Chris Hamblin, Editor, London, 12 November 2020


The Monetary Authority of Singapore is planning to promulgate more stringent rules to govern the types of information that a financial institution can use when it verifies the identity of someone who is not able to meet its staff face-to-face.

The regulator has issued a new consultative document with the aim of countering a rising tide of scams that rely on impersonations and dealing with some of the risks that arise from the theft and misuse of someone's personal particulars. It is keen to ensure that financial institutions "must not rely solely on information that are often given out by individuals such as NRIC number, residential address and date of birth to verify an individual’s identity." An NRIC is a National Registration Identity Card, a commonplace in authoritarian countries.

When a financial firm verifies someone's identity (and this might be someone who is authorised to act on behalf of a company) in the context of non-face-to-face contact, the consultative paper suggests that it must do so using at least one of the following types of information (excluding personal particulars such as name, NRIC number, address, date of birth, contact number or email address).

  • Something that only the individual knows, such as a password or personal identification number.
  • Something that only the individual has, such as a cryptographic identifying device or token.
  • Something that uniquely identifies the individual, based on his biometrics or behaviour.
  • Information (such as account transaction information or an application identification number) that is (i) in the case of an individual authorised to act on behalf of an entity, only known between the individuals authorised to act on behalf of the entity, the entity and the relevant entity; or (ii) in other cases, only known between the individual and the relevant entity.

The regulated firm must take reasonable care to ensure that anyone that it appoints to act on its behalf complies with this and acts as though he is the regulated firm himself.

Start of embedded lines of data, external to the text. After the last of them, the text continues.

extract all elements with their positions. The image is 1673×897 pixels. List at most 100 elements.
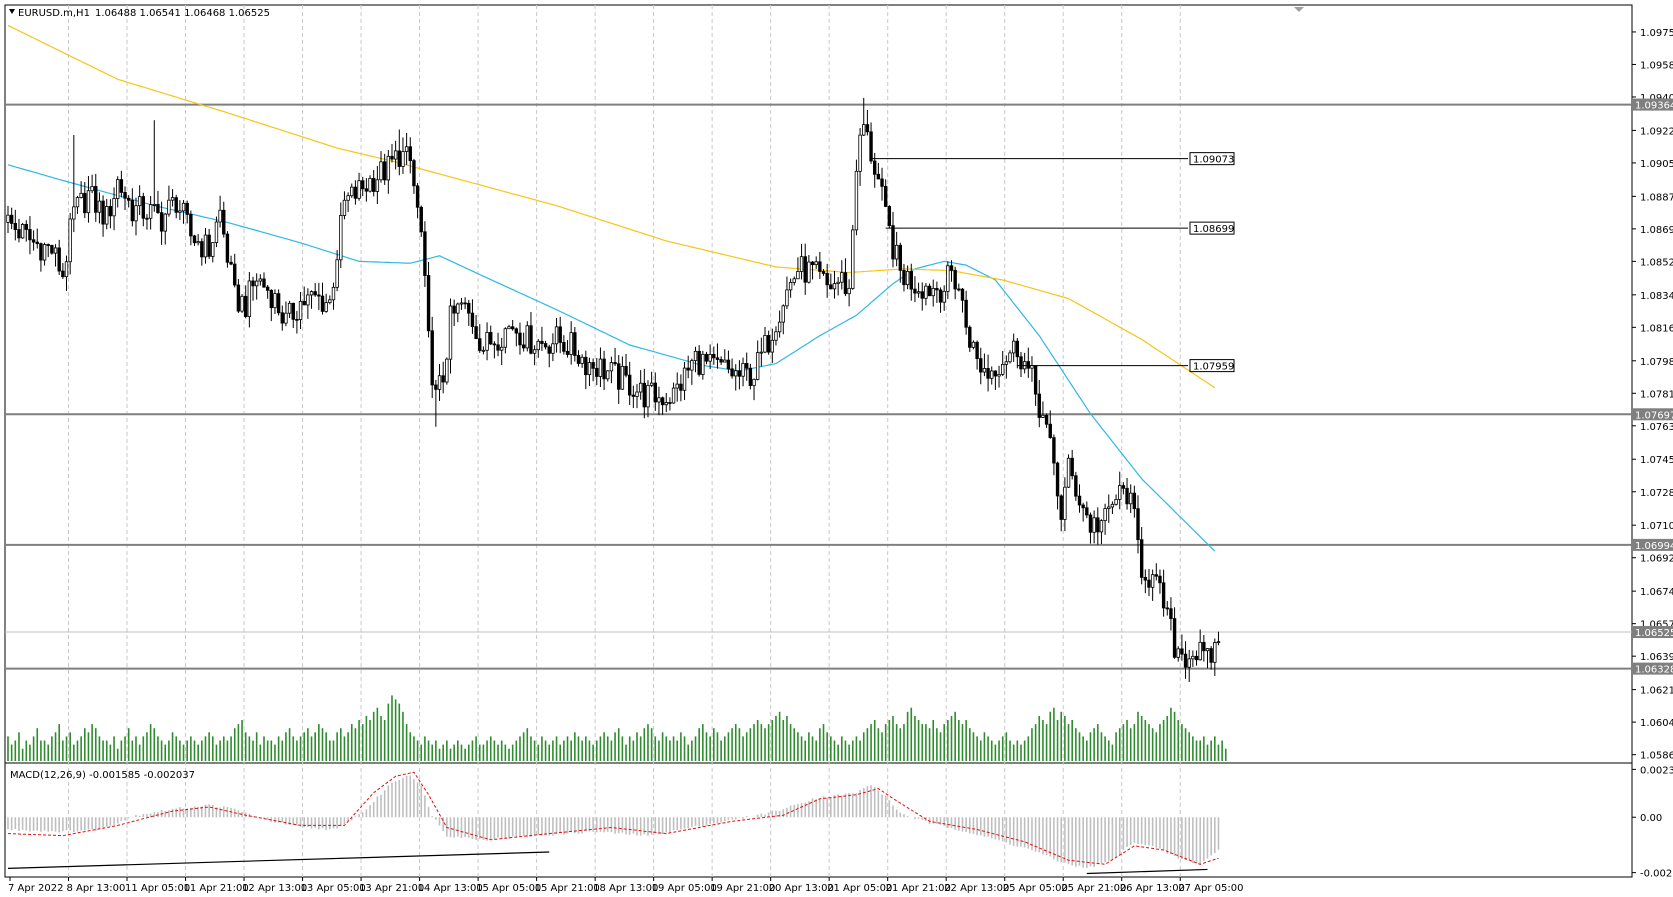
bull-candle-body — [774, 331, 778, 341]
ohlc-readout: 1.06488 1.06541 1.06468 1.06525 — [95, 8, 270, 19]
bull-candle-body — [1001, 363, 1005, 375]
bear-candle-body — [719, 359, 723, 363]
annotated-level-label: 1.08699 — [1193, 224, 1234, 235]
bull-candle-body — [68, 218, 72, 263]
grid-lines — [68, 5, 1181, 877]
bull-candle-body — [507, 326, 511, 330]
macd-y-tick-label: 0.00 — [1640, 813, 1662, 824]
horizontal-levels — [5, 103, 1632, 670]
bull-candle-body — [1063, 486, 1067, 520]
y-tick-label: 1.09580 — [1640, 60, 1673, 71]
bear-candle-body — [9, 214, 14, 224]
bear-candle-body — [529, 325, 533, 354]
bear-candle-body — [909, 271, 913, 290]
bear-candle-body — [320, 295, 325, 312]
bear-candle-body — [200, 241, 204, 258]
bear-candle-body — [145, 217, 149, 220]
bear-candle-body — [1183, 653, 1188, 668]
bull-candle-body — [990, 370, 994, 379]
bear-candle-body — [1077, 495, 1082, 506]
bear-candle-body — [1019, 356, 1023, 370]
bear-candle-body — [474, 326, 478, 340]
bear-candle-body — [602, 358, 606, 380]
bear-candle-body — [712, 353, 716, 359]
bull-candle-body — [75, 197, 80, 208]
bear-candle-body — [441, 375, 445, 383]
bear-candle-body — [748, 367, 753, 386]
bear-candle-body — [364, 188, 369, 192]
bear-candle-body — [576, 355, 581, 364]
bear-candle-body — [1037, 393, 1041, 418]
macd-trendline[interactable] — [1086, 868, 1208, 875]
bear-candle-body — [613, 362, 617, 365]
bull-candle-body — [137, 196, 142, 207]
bull-candle-body — [86, 190, 91, 214]
level-price-badge — [1633, 98, 1673, 111]
bear-candle-body — [13, 222, 18, 230]
bull-candle-body — [638, 382, 643, 393]
current-price-label: 1.06525 — [1635, 628, 1673, 639]
bull-candle-body — [905, 271, 910, 286]
bear-candle-body — [269, 289, 274, 309]
bear-candle-body — [730, 368, 734, 377]
bull-candle-body — [273, 293, 277, 309]
macd-trendline[interactable] — [7, 851, 550, 870]
bear-candle-body — [968, 326, 972, 348]
y-tick-label: 1.06745 — [1640, 587, 1673, 598]
bear-candle-body — [119, 179, 124, 193]
bull-candle-body — [503, 328, 508, 348]
bull-candle-body — [840, 272, 844, 283]
bear-candle-body — [737, 370, 742, 377]
bear-candle-body — [1085, 507, 1089, 516]
bear-candle-body — [236, 284, 241, 312]
bear-candle-body — [1096, 517, 1100, 533]
bull-candle-body — [499, 346, 504, 351]
symbol-label: EURUSD.m,H1 — [18, 8, 90, 19]
bear-candle-body — [1088, 514, 1093, 533]
bull-candle-body — [254, 280, 259, 287]
bear-candle-body — [57, 247, 61, 272]
bear-candle-body — [979, 358, 983, 373]
bull-candle-body — [770, 339, 775, 353]
x-tick-label: 19 Apr 21:00 — [710, 883, 775, 894]
bear-candle-body — [123, 191, 127, 199]
bear-candle-body — [426, 275, 431, 332]
bear-candle-body — [244, 295, 248, 317]
bull-candle-body — [862, 124, 866, 136]
bear-candle-body — [960, 288, 965, 301]
bear-candle-body — [938, 289, 943, 303]
bear-candle-body — [957, 288, 961, 291]
bear-candle-body — [898, 244, 903, 271]
bull-candle-body — [675, 383, 679, 389]
chart-menu-triangle-icon[interactable] — [9, 9, 15, 14]
bear-candle-body — [265, 286, 270, 291]
chart-shift-marker-icon[interactable] — [1294, 7, 1304, 12]
y-tick-label: 1.08520 — [1640, 257, 1673, 268]
bull-candle-body — [79, 192, 83, 198]
bull-candle-body — [1191, 655, 1195, 660]
bear-candle-body — [573, 332, 577, 356]
bull-candle-body — [946, 265, 950, 292]
bull-candle-body — [247, 280, 252, 317]
bull-candle-body — [481, 349, 486, 352]
bear-candle-body — [496, 344, 500, 351]
bear-candle-body — [902, 269, 906, 286]
bull-candle-body — [657, 397, 661, 403]
x-tick-label: 11 Apr 21:00 — [184, 883, 249, 894]
y-tick-label: 1.06925 — [1640, 554, 1673, 565]
bull-candle-body — [807, 261, 811, 283]
bull-candle-body — [196, 241, 200, 244]
bull-candle-body — [163, 213, 167, 232]
y-tick-label: 1.09225 — [1640, 126, 1673, 137]
bear-candle-body — [262, 278, 266, 288]
bear-candle-body — [887, 206, 892, 227]
y-tick-label: 1.06570 — [1640, 620, 1673, 631]
current-price-badge — [1633, 626, 1673, 639]
y-tick-label: 1.07455 — [1640, 455, 1673, 466]
macd-y-tick-label: -0.002707 — [1640, 869, 1673, 880]
bear-candle-body — [423, 231, 427, 276]
bear-candle-body — [540, 340, 544, 344]
bear-candle-body — [1015, 340, 1020, 358]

In its latest enforcement report, which covers the months between January last year and June this year, the MAS states that it revoked the licence of one financial advisor and two fund management firms. It ensured that nine people were sentenced to terms of imprisonment, although it did not provide details, levied S$3.4 million in financial penalties and compositions on 18 financial institutions and imposed S$11.7 million in civil penalties in relation to one case of insider dealing, one case of deceptive trading and one case of failure to disclose shareholdings. It also banned 25 unfit representatives from re-entering the financial sector, many of whom have been mentioned in our web-pages.

The average time between 1 January 2019 and 30 June 2020 that the MAS took to complete reviews and investigations was as follows.

  • Criminal prosecutions: 24 months.
  • Civil penalties: 26 months.
  • Regulatory actions: 8 months.
  • Referrals to external agencies: 3 months.
  • Average across all concluded cases: 8 months.

The regulator's enforcement-related priorities for the future are to make itself more able to detecting misconduct among financial advisors, to ask for fresh powers (an almost annual occurrence) and to make senior managers more accountable to it.